We generally get enough water, just in the wrong place, at the wrong time and in the wrong amounts. Our last season is a good example. The season started late, and these late starts now seem to be the new normal. Then after reasonable to over-heavy rains to establish crops there was a long dry spell, followed by an unusually late finish to the season.
Much of the country had the normal to above normal rains forecast, at least when we look at seasonal totals, and still a lot of farmers suffered and harvest were reduced because of the shifting rainfall patterns.
But for farmers on irrigation, there were few problems. The rains filled the dams so the water was there, impounded and stored, and all that was required was to get it to the fields. This is why we are likely to grow enough wheat this year for the first time to manage without imports, a major achievement.
That large wheat crops is easy to predict without anyone needing to do complex weather forecasting. It is very largely just taking the number of hectares planted and multiplying by the known average yield.

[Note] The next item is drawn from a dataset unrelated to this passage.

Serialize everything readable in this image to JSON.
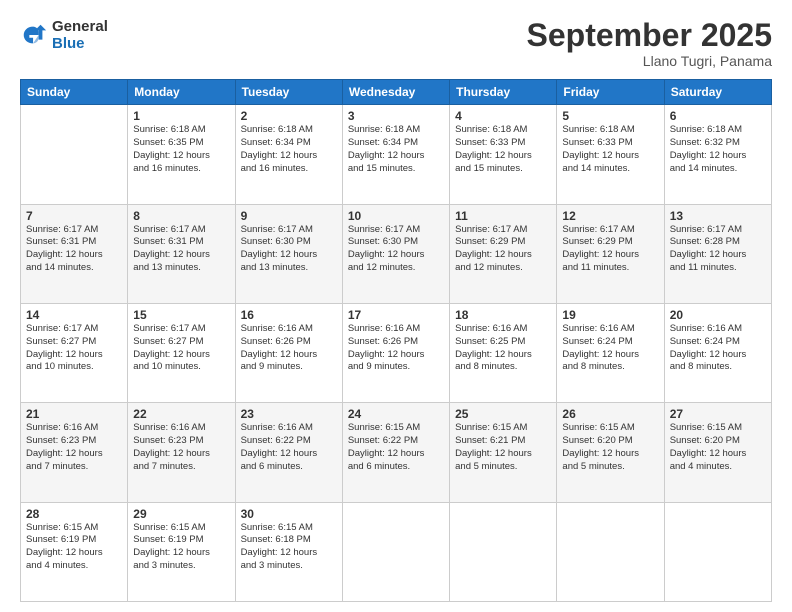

Yes there will be odd problems here and there, but there is almost no need to estimate. Simple arithmetic gives the answer because so many variables vanish when a pure irrigated crop is grown.
As we continue to build up our irrigation capacity this desirable state of affairs will become more common for other crops. For many summer crops, as opposed to winter wheat, we are not looking at 100 percent irrigation. What is often needed is supplementary irrigation.
The irrigation infrastructure must be in place and there must be some water in the dams, but when we work out how many hectares can be irrigated by what is in a dam we can do some multiplying, since at least half the water a summer crop needs will fall naturally from the sky, so the stored water can be spread significantly.
This dramatic expansion over the next few years, and unfortunately building a major dam has to be spread over a few years since it is not instant, will mean a lot more opportunities for fisheries and for recreation and tourism.
And that, plus the need for farmers to have safe water to irrigate their fields, means we must upgrade our waste disposal and other environmental processes.
Allowing filth and toxic waste to exit into our rivers will just convert some of these lovely new lakes we are impounding into cesspits.
Anyone ready to shrug at the dangers needs to take a trip to Lake Chivero where far too much semi-treated Harare sewage ends up to see what can happen.
Kunzvi Dam, finally now under construction after a few decades of talk and talk as the Second Republic measures achievement by action, not by discussion, is really needed in the higher northern and eastern sections of Harare province, which include the newer towns of Ruwa and Chitungwiza, but we will not win much if the final result is even more filth and toxic waste flowing downstream into the older major dams.
We have the law in place, and we have the technology to treat our waste in such a way that the exit pipes from a sewage treatment works release clean uncontaminated water back into the river to be used again and again and, in the downstream lakes, to ensure that the fish are healthy and in the downstream irrigation schemes that the crops have no toxic chemicals making them inedible.
The bit that is missing is the determination by urban councils, especially those in Harare province, as usual, and in other major concentrations of industry and people to install and maintain the required treatment works. Harare in the 1980s under an incredibly innovative council installed these, and even won engineering prizes.
But subsequent councils mistakenly acted as if they were self maintaining and preferred to overload and damage waterworks with the job of removing filth instead of making sure that there was no filth to start with.
As we build up our industrial base, as we convert some dubious urban areas into pleasant suburbs, as our farmers switch to ever more irrigation, and as we make fresh-water fish a major item in our diets, we need to make sure all this extra water we are busy impounding is really high quality. We can do this, and thus ensure the huge investments we are now making in dams and irrigation does what it is supposed to do.
We do not have to follow the example of, say, large parts of Europe and North America and turn our rivers into fire traps as floating rubbish catches fire, or our lakes into putrid dead zones.
We can do better. This will require the environmental arms of Government to link up with the water arms of Government and make sure that all this extra water we will be impounding is clean and useful.